From mboxrd@z Thu Jan  1 00:00:00 1970
Return-Path: <owner-linux-mm@kvack.org>
Received: from mail-io0-f198.google.com (mail-io0-f198.google.com [209.85.223.198])
	by kanga.kvack.org (Postfix) with ESMTP id 5951E6B000C
	for <linux-mm@kvack.org>; Thu, 24 May 2018 06:51:40 -0400 (EDT)
Received: by mail-io0-f198.google.com with SMTP id m24-v6so1227070ioh.5
        for <linux-mm@kvack.org>; Thu, 24 May 2018 03:51:40 -0700 (PDT)
Received: from www262.sakura.ne.jp (www262.sakura.ne.jp. [202.181.97.72])
        by mx.google.com with ESMTPS id h68-v6si4146292ite.23.2018.05.24.03.51.38
        for <linux-mm@kvack.org>
        (version=TLS1_2 cipher=ECDHE-RSA-AES128-GCM-SHA256 bits=128/128);
        Thu, 24 May 2018 03:51:39 -0700 (PDT)
Subject: Re: [PATCH] mm,oom: Don't call schedule_timeout_killable() with oom_lock held.
From: Tetsuo Handa <penguin-kernel@I-love.SAKURA.ne.jp>
References: <20180522061850.GB20020@dhcp22.suse.cz>
	<201805231924.EED86916.FSQJMtHOLVOFOF@I-love.SAKURA.ne.jp>
	<20180523115726.GP20441@dhcp22.suse.cz>
	<201805232245.IGI00539.HLtMFOQSJFFOOV@I-love.SAKURA.ne.jp>
	<20180523145639.GT20441@dhcp22.suse.cz>
In-Reply-To: <20180523145639.GT20441@dhcp22.suse.cz>
Message-Id: <201805241951.IFF48475.FMOSOJFQHLVtFO@I-love.SAKURA.ne.jp>
Date: Thu, 24 May 2018 19:51:24 +0900
Mime-Version: 1.0
Content-Type: text/plain; charset=us-ascii
Sender: owner-linux-mm@kvack.org
List-ID: <linux-mm.kvack.org>
To: mhocko@kernel.org
Cc: guro@fb.com, rientjes@google.com, hannes@cmpxchg.org, vdavydov.dev@gmail.com, tj@kernel.org, linux-mm@kvack.org, akpm@linux-foundation.org, torvalds@linux-foundation.org

Michal Hocko wrote:
> Look. I am fed up with this discussion. You are fiddling with the code
> and moving hacks around with a lot of hand waving. Rahter than trying to
> look at the underlying problem. Your patch completely ignores PREEMPT as
> I've mentioned in previous versions.

I'm not ignoring PREEMPT. To fix this OOM lockup problem properly, as much
efforts as fixing Spectre/Meltdown problems will be required. This patch is
a mitigation for regression introduced by fixing CVE-2018-1000200. Nothing
is good with deferring this patch.

> I would be OK with removing the sleep from the out_of_memory path based
> on your argumentation that we have a _proper_ synchronization with the
> exit path now.

Such attempt should be made in a separate patch.

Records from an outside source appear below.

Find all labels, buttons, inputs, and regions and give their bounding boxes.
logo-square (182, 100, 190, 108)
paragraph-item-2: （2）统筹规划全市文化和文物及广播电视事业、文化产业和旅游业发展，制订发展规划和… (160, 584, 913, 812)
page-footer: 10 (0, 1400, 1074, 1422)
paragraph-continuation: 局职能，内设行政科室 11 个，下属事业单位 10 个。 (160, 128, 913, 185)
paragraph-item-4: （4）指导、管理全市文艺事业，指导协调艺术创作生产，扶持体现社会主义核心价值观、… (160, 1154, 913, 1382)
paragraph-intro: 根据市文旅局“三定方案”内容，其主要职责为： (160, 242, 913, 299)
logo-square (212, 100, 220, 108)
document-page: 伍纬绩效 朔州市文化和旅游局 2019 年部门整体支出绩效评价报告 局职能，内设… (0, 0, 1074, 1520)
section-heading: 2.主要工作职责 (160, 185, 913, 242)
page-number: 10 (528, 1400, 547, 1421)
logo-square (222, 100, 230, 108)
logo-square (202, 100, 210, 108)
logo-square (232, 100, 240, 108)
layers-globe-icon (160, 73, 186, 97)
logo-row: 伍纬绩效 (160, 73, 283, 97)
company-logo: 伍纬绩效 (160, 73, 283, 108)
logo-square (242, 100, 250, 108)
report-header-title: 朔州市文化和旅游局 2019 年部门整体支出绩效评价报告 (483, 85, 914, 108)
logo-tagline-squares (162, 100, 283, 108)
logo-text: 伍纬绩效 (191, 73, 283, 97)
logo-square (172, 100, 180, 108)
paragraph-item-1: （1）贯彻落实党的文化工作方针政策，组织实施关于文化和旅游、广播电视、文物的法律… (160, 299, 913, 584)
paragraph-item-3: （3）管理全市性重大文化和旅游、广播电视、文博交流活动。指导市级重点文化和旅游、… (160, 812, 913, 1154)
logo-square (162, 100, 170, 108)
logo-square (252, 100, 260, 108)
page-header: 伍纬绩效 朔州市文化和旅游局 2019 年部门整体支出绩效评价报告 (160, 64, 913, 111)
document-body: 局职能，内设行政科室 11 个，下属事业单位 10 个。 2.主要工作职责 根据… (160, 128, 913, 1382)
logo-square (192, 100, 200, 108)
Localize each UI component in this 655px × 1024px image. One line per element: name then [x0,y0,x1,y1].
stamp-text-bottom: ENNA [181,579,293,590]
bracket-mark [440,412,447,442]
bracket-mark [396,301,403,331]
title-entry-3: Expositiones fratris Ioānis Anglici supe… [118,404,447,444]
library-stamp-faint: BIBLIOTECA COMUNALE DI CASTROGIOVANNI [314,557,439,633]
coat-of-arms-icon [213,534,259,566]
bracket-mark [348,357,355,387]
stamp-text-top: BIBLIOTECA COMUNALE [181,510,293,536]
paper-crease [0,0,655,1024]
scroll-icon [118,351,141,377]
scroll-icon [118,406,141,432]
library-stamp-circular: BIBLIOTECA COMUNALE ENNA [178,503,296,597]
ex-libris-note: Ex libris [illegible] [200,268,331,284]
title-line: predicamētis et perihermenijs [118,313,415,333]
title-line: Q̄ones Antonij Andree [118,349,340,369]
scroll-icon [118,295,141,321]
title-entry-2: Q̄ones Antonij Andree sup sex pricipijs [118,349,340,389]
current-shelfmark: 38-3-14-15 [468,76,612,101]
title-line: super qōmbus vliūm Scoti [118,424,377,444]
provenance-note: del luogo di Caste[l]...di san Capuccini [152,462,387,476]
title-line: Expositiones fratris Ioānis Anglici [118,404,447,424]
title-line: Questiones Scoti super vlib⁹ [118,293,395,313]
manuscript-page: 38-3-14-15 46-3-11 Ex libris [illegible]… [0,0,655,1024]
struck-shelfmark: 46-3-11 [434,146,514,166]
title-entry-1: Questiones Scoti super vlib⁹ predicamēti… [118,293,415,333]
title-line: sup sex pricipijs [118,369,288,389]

You suggested removing this sleep from my patch without realizing that
we need explicit schedule_timeout_*() for PF_WQ_WORKER threads. My patch
is trying to be as conservative/safe as possible (for easier backport)
while reducing the risk of falling into OOM lockup.

I worry that you are completely overlooking

                char *fmt, ...)
 	 */
 	if (!mutex_trylock(&oom_lock)) {
 		*did_some_progress = 1;
-		schedule_timeout_uninterruptible(1);
 		return NULL;
 	}
 

part in this patch.

Currently, the short sleep is so random/inconsistent that
schedule_timeout_uninterruptible(1) is called when we failed to grab
oom_lock (even if current thread was already marked as an OOM victim),
schedule_timeout_killable(1) is called when we killed a new OOM victim,
and no sleep at all if we found that there are inflight OOM victims.

This patch centralized the location to call
schedule_timeout_uninterruptible(1) to "goto retry;" path so that
current thread surely yields CPU resource to the owner of oom_lock.

You are free to propose removing this centralized sleep after my change
is applied. Of course, you are responsible for convincing that removing
this centralized sleep (unless PF_WQ_WORKER threads) does not negatively
affect the owner of oom_lock (e.g. a SCHED_IDLE thread who is holding
oom_lock gets blocked longer than mine).